Thank you again for your email and the fact that you used a different address probably explains why we could not find your previous emails. They may have been caught in the Club’s firewalls and spam. Do you want me to pass on any of the queries you had ?
Unfortunately we would prefer you not to reproduce any of my comments on your website as we try to be accommodating and flexible, taking into account the specifics of each situation, so having the details of what we have discussed that are particular to you could be misleading to others.
However, I would be happy to give you my thoughts where I can on the new logo, but again would always recommend you check with a legal person first.
Thank you again for working with us on this matter, it is really appreciated.
At this point I replaced the You’ll Win Nothing With Yids logo with the below image:
As I said I have no intention of misleading the public into thinking my website is officially endorsed by the club. I have a new logo on my website - www.youllwinnothingwithyids.com. I have blurred out the cockerel. If it is the opinion of the club that this is still an infringement of copyright then I will happily change it, otherwise it will remain.
My complaints last season stemmed from the inadequacies of the new e-ticketing system. I assume the errors and miscommunication were teething problems that have now been sorted out, so there is little point rehashing my issues in full, but I do have one complaint that hasn't been resolved.
I was charged £1 for postage for the Manchester City game for a ticket that was loaded on to my membership card. I was in email contact with the ticket office, but I didn't recieve a reply once I asked for the pound to be refunded.
I feel it would be a little petty to request the overcharge to be refunded 13 months on, although I would happily accept a pair of complimentary tickets for the Liverpool game on Sunday if you have any spare.
Thank you for your email.
I will have to look at your website logo when I am back in the office tomorrow. I am working at the Stadium today due to the game and can not gain access to your site from the hot desk I am working at as it does not have the clearance to the website that my own PC does.
Also, thank you for sending me your queries about the new e-ticketing system from last year. I have passed them onto the Customer Services Manager here at the Club to look into for you. I am sure he will respond shortly.
I have managed to look at your website this morning and unfortunately you can still not use the logo in this way as it is still very clear it is our cockerel and ball logo, which is trade marked, and we have not given you permission to use it.
Please can you take this logo down from your site as soon as you can.
With the club’s position unchanging I decided to remove the famous cockerel and ball altogether and replaced it with:
I have removed the cockerel and the ball from my site logo.

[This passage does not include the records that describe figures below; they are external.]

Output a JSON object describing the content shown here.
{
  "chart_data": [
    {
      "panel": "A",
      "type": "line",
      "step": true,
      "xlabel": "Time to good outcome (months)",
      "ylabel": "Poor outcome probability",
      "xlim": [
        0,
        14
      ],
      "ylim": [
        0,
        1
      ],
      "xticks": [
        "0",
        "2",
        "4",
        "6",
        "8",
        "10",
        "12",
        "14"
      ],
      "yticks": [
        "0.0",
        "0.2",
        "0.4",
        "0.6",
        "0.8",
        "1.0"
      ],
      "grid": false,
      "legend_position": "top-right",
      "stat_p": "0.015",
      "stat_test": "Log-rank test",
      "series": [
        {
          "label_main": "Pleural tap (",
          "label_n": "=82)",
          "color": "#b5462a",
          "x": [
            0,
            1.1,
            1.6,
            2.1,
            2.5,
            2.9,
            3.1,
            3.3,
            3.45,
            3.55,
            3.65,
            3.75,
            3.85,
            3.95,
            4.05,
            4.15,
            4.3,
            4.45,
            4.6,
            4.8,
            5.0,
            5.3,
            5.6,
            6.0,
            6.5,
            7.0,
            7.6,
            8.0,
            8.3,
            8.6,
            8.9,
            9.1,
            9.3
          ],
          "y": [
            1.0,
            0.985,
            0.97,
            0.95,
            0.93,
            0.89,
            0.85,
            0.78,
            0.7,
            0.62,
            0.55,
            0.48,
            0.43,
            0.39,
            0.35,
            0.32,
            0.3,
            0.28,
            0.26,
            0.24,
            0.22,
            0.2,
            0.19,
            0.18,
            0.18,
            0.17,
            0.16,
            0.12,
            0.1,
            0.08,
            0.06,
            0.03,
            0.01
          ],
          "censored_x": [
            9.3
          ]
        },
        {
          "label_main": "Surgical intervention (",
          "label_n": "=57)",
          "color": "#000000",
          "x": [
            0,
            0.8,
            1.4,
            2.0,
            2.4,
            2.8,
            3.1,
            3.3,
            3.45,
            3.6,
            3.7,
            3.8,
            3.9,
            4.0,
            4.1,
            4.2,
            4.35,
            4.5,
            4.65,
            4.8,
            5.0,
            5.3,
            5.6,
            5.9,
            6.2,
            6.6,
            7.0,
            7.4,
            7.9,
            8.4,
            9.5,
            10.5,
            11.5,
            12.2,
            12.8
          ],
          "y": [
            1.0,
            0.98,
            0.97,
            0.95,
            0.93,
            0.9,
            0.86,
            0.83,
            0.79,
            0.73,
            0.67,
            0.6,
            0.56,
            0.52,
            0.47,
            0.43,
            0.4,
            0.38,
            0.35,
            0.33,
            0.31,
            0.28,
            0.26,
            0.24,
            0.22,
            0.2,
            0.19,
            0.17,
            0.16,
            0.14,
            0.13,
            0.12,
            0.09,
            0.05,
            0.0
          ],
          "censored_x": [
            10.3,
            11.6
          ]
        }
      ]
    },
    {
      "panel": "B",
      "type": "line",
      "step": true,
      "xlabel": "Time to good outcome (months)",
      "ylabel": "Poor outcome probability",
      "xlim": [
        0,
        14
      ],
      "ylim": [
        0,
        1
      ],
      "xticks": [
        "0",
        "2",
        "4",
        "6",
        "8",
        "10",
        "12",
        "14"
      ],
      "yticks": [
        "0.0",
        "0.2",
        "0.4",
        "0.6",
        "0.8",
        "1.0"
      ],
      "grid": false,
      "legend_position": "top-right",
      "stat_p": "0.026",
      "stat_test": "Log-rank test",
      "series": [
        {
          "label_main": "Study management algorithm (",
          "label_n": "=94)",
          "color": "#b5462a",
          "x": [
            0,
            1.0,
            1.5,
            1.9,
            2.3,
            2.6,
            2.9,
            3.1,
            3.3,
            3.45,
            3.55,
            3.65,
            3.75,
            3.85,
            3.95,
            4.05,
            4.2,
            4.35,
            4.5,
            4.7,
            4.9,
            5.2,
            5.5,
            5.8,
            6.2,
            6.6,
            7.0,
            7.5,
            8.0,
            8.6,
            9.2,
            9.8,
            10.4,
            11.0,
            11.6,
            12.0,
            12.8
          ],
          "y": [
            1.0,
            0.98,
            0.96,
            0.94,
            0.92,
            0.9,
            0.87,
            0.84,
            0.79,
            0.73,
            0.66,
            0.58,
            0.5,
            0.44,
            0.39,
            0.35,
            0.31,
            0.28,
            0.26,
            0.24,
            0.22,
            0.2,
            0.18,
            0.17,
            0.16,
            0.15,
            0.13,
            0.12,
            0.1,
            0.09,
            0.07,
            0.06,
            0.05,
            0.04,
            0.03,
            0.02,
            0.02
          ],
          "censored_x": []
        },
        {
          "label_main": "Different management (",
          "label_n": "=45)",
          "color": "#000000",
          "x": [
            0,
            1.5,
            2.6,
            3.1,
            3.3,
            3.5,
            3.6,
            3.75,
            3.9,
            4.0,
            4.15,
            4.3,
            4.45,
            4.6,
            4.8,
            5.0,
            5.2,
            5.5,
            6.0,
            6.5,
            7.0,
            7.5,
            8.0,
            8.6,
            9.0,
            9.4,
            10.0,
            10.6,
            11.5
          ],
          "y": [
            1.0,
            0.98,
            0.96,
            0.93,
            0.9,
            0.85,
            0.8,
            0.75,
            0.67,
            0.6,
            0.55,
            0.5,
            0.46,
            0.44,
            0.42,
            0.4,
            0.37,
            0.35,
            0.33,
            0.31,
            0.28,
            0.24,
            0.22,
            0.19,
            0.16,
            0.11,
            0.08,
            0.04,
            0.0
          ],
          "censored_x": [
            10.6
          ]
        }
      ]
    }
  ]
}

Jonathan Waite, Customer Service Manager, has been in touch and assured me that the £1 I was overcharged will be refunded in the next 5 days. My suggestion of complimentary tickets seems to have fallen on deaf ears.
Thank you for removing the logo from the site and I am glad Jonathan has arranged the £1 to be refunded to you.
In terms of complimentary tickets, this is not something we would offer to you, as the gesture does not reflect the circumstances that have taken place between yourself and the Club.